Saung Angklung Udjo sebagai salah satu perusahaan yang sudah melaksanakan CSR dengan baik, masih memiliki beberapa kendala pada penerapan CSR-nya. Berdasarkan observasi langsung dan hasil depth interview, terlihat bahwa SAU masih memiliki beberapa kelemahan terkait dengan hubungannya dengan kondisi intern perusahaannya, hubungannya denganpemerintah, dan juga hubungannya dengan masyarakat sekitar.
Setelah melakukan penjabaran masalah dan solusi, dipilih tiga solusi yang menjadi prioritas utama SAU dalam melakukan perbaikan terhadap model CSR-nya. Tiga solusi tersebut adalah, melakukan perluasan infrastruktur SAU melalui pensosialisasian model perkampungan kebudayaan Sunda, melakukan pelatihan sumber daya manusia tentang serba-serbi bambu dan angklung, serta melakukan kerjasama dan koordinasi proaktif dengan pemerintah.

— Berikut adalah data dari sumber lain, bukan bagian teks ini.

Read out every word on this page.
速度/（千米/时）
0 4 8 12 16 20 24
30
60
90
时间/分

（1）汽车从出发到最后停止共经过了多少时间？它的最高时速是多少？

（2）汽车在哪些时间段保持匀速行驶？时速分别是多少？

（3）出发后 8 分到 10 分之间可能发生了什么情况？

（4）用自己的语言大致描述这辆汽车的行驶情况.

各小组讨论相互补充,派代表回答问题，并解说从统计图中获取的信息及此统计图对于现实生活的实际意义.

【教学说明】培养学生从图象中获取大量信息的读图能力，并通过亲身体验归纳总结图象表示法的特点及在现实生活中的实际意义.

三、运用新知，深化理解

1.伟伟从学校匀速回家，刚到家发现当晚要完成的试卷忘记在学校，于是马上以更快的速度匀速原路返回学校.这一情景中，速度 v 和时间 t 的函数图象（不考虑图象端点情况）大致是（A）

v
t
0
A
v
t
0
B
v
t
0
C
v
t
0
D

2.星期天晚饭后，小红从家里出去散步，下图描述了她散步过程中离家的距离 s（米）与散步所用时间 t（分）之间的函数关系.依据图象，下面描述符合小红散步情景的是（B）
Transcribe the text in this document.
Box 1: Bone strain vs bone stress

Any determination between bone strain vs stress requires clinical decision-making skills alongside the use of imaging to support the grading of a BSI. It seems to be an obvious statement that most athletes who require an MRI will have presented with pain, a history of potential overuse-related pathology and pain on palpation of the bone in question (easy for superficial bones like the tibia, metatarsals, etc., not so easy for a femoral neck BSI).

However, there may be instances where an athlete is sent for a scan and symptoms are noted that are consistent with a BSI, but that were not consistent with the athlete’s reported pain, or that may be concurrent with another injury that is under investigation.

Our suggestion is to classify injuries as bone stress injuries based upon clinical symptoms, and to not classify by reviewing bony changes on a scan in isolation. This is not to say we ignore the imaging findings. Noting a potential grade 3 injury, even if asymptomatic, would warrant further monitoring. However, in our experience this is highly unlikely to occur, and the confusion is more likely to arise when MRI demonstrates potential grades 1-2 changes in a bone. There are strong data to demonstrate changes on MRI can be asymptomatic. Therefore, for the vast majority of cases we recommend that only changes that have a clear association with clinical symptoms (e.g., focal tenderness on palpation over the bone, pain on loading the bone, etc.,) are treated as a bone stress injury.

Perbaikan dan pengembangan model CSR pada SAU dapat dilakukan dengan cara menyederhanakan konsep CSR yang selama ini sudah dijalankan oleh SAU dalam bentuk sebuah model. SAU sendiri sebenarnya sudah memakai konsep Kemitraan Tripartit, hanya saja pihak SAU belum menyadari konsep apa yang sedang dipakai dan masih belum disederhanakan menjadi sebuah model. Langkah selanjutnya adalah melakukan penyempurnaan model CSR pada SAU dan melengkapinya dengan mengacu pada konsep Good Corporate Governance (GCG), konsep Sustainable Development, dan Konsep Triple Bottom Line.
Dalam rangka menjaga agar budaya perusahaan menjadi bagian dalam pengetahuan budaya anggota-anggotanya, maka dalam proses yang berkesinambungan dilakukan audit sosial, yaitu memeriksa, merencanakan bentuk-bentuk aturan berkaitan dengan kebudayaan perusahaan yang didasari pada pemantauan dan evaluasi. Jadi pada dasarnya audit sosial berguna pula bagi SAU dalam memaksimalkan dan memantau apakah program SAU yang sudah dilakukan berhasil atau tidak dalam pensosialisasian budaya Sunda. Jadi diharapkan dengan adanya perbaikan model CSR pada perusahaan, dan dengan terus dilakukannya audit sosial secara berkesinambungan, dukungan dari pemerintah maupun masyarakat Sunda pada kegiatan SAU menjadi lebih optimal, dan dapat menciptakan Udjo-Udjo baru yang dapat melestarikan kebudayaan Sunda secara berkelanjutan.